Tensions high as Oka mayor demands consultation on return of land to Kanesatake
MONTREAL -- Tensions are high in Oka, northwest of Montreal, over a developer's plan to return land to the Mohawks of Kanesatake.
Hundreds packed a church Wednesday night in the community on the frontlines of the 1990 Oka Crisis to discuss the return of a pine forest as part of an ecological donation.
Oka Mayor Pascal Quevillon says his community wants to discuss the proposed transfer with the federal government and says some in the community share his concerns.
Quevillon has said he doesn't want another Oka Crisis but fears one could be triggered -- this time led by Oka residents worried about encroachment. His comments have drawn criticism, with some Oka residents suggesting his inflammatory rhetoric will do little to help relations.
Kanesatake Grand Chief Serge Simon says he's worried about the tone of the Oka mayor's comments, which he says contain a lot of misinformation.
But Quevillon doubled down, saying the adjacent Mohawk community has illegal dumps and cannabis and cigarette merchants, and he doesn't want those coming into his town.

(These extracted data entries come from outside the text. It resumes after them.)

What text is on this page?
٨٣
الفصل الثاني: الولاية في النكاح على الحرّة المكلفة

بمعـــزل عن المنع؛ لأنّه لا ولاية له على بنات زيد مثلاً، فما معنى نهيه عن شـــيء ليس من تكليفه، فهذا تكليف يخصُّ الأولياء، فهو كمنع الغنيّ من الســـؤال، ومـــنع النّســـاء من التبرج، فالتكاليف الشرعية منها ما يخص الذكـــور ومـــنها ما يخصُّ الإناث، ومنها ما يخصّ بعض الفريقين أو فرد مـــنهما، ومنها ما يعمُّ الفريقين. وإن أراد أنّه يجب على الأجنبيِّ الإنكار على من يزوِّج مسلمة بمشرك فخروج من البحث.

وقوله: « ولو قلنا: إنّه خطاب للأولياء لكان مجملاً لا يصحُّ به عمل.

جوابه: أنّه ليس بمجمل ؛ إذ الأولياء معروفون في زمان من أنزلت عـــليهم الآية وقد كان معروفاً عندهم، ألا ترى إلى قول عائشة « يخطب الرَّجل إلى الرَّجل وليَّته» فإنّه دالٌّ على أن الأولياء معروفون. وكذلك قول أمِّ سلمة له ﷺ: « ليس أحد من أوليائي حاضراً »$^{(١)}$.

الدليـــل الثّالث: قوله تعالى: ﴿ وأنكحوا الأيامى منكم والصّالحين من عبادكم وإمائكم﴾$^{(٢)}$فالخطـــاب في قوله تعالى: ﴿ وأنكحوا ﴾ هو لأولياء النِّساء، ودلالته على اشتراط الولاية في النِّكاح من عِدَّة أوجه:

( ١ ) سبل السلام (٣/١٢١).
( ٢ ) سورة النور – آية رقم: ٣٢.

Gregoire Gollin, a private developer, said he acted in the spirit of reconciliation in an agreement reached last month to cede 60 hectares of forest known as The Pines to the local Mohawk council as an ecological gift through a federal government program.
Gollin said he's also prepared to discuss the sale of an additional 150 hectares he owns in Oka to the federal government to transfer to the Mohawk community -- nearly half of which he said is adjacent to land owned by Kanesatake.